Avec Dub Thompson, les choses sont claires: l’album s’appelle neuf chansons. Et il y a « dub » dans le nom du groupe. Facile. Sauf que. Un coup d’œil à la tracklist et on crierait presque à l’arnaque: huit chansons. Puis à l’oreille, la confirmation que le son est dub disons de loin -même si à l’évidence on triture ici les bandes. Enfin c’est le terme songs qu’on pourrait lui-même questionner… Et ces Thompson, c’est qui, d’abord ? Deux même-pas-vingtenaires californiens, Evan Laffer et Matt Poulos, des jeunes gens qui de leur propre aveu aiment un peu trop Can pour leur âge et préfèrent se définir comme issus de la scène de Santa Barbara aux côtés de Dante Elephante ou des surf-garagistes The Trashberries plutôt que comme le tout-venant angeleno.

On nous apprend que Jonathan Rado de Foxygen les a hébergés durant l’enregistrement de leurs morceaux. Peut-être ont-ils gardé un peu du côté fake du groupe de leur roommate mais au moins ne poussent-ils pas à l’ombre de géants contemporains (coucou, MGMT).

Leur son, d’emblée, est autrement revêche: dès le début, le rythme poisseux ouvrant Hayward! promet un blues tomwaitsien , quand soudain surgissent guitares à la Dick Dale, effets heavy et esprit DIY, le tout sur les cafouillages soniques de désarmants branleurs. Des neo-slackers dont on a l’impression de visiter en shuffle la bibliothèque iTunes et qui enchaînent avec l’obsédant No Time, tout en boucles et cassures, tout en ritournelles parasites. « No time »: on n’a pas le temps, ou plutôt, le temps n’existe pas.

La substance préférée de Dub Thompson, c’est à n’en pas douter la colle. Et pour son usage premier: assembler des bouts. Faire tenir ensemble – pas toujours proprement, et c’est tant mieux- des genres récupérés.
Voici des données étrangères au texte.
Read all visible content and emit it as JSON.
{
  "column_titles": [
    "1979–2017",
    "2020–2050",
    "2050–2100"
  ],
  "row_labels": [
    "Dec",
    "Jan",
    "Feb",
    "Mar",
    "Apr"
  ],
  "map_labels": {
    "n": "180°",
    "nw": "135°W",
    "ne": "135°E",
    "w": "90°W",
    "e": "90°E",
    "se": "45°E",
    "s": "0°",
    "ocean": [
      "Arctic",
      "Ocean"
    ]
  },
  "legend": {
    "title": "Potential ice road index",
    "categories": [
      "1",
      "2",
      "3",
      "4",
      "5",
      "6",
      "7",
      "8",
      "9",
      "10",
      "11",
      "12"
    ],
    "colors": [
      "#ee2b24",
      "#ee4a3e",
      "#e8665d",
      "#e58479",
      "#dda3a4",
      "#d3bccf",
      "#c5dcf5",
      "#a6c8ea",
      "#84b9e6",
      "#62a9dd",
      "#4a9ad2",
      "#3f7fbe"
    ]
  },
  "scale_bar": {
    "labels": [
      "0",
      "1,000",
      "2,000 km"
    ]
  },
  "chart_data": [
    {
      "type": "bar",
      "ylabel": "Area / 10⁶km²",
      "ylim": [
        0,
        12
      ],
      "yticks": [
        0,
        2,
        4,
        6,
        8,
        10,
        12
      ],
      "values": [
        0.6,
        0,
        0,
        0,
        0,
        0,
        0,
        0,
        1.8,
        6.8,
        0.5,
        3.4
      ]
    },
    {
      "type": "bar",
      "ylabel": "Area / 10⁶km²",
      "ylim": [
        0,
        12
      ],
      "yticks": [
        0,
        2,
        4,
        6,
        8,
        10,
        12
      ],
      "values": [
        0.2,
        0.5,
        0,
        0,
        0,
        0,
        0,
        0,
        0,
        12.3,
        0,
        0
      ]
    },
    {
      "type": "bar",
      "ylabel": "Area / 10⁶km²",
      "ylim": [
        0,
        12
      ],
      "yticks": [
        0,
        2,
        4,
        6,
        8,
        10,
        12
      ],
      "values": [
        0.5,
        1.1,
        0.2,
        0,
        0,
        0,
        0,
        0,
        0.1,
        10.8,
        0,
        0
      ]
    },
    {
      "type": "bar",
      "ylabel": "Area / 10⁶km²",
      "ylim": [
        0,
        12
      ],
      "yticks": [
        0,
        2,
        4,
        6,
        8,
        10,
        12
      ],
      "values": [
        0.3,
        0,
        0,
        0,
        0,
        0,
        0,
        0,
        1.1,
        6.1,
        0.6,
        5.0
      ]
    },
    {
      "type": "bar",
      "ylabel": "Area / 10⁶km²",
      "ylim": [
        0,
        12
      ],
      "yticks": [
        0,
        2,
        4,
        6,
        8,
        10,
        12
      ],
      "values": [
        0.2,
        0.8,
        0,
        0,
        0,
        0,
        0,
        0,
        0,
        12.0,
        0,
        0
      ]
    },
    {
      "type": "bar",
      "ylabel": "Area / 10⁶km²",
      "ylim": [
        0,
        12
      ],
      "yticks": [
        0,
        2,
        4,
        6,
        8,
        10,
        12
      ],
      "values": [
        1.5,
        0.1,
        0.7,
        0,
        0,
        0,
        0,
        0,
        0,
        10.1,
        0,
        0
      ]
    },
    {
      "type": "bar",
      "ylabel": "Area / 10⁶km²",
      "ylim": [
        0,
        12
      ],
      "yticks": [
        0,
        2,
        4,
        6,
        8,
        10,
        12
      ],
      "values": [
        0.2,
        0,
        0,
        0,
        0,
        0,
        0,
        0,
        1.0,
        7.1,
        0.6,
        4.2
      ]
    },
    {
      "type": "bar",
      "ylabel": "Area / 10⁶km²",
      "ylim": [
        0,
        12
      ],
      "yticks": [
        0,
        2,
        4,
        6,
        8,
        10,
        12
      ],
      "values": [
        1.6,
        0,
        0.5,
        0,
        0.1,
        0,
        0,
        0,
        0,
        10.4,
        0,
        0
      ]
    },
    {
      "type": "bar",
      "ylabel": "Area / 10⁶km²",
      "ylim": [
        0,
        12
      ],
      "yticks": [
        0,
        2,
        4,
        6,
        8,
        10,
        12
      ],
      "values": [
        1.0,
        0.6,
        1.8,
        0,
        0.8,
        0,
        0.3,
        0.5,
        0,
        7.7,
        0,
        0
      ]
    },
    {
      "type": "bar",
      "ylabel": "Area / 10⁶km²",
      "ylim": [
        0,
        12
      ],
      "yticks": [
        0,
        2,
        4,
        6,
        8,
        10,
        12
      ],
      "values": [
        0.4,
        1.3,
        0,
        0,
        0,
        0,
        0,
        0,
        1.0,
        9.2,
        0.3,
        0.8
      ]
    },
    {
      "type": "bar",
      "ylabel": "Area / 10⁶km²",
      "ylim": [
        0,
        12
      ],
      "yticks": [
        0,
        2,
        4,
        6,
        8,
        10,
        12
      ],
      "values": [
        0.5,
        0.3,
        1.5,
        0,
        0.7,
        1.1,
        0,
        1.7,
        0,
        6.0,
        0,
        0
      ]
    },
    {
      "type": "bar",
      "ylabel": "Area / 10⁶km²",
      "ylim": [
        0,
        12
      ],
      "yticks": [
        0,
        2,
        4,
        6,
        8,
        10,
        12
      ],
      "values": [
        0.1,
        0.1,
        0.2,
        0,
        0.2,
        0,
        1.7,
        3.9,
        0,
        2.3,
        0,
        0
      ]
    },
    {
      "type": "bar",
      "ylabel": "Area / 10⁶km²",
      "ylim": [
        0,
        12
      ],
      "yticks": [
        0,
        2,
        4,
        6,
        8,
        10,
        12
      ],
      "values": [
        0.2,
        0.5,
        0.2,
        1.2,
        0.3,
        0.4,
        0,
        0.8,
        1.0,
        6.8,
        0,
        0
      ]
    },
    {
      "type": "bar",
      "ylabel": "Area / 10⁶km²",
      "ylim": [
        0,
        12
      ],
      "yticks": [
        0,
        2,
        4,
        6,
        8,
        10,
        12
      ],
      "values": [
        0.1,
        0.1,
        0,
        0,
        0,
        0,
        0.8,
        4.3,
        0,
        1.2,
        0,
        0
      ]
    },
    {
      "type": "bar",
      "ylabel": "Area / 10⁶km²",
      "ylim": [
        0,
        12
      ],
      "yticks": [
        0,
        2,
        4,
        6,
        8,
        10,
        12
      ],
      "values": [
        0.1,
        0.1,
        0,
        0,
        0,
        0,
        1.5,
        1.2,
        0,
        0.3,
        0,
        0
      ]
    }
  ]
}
Garage, surf, kraut, post-punk, muzak – ne manque plus que du zouk.

Au meilleur de sa force de ravissement, on serait tenté de qualifier de sunshine punk la musique bric-à-brac ainsi produite par ces Dupont. Un punk baroque et réjouissant, donc, mais aussi un punk avec des roots: ceux qui traquent le fantôme de Hasil Adkins seraient bien inspirés de faire un tour dans les 9 songs.

Du joyeux bordel qu’est ce petit LP émergent surtout, grâce à un efficace psychédélisme, quelques morceaux dont le très drôle Dograces. On pourra alors tiquer devant une folie un peu volontariste (Ash Wednesday) qui sur la longueur tient parfois lieu d’inspiration, mais la belle énergie du final Pterodactyls (les dinosaures, ça marche toujours) donne envie de s’y replonger. Ne serait-ce que pour retrouver, encore, No Time: le disque n’aurait comporté que ce morceau qui pourrait durer des heures, il se serait appelé deux chansons et tout aurait été clair – on lui mettait six sur cinq.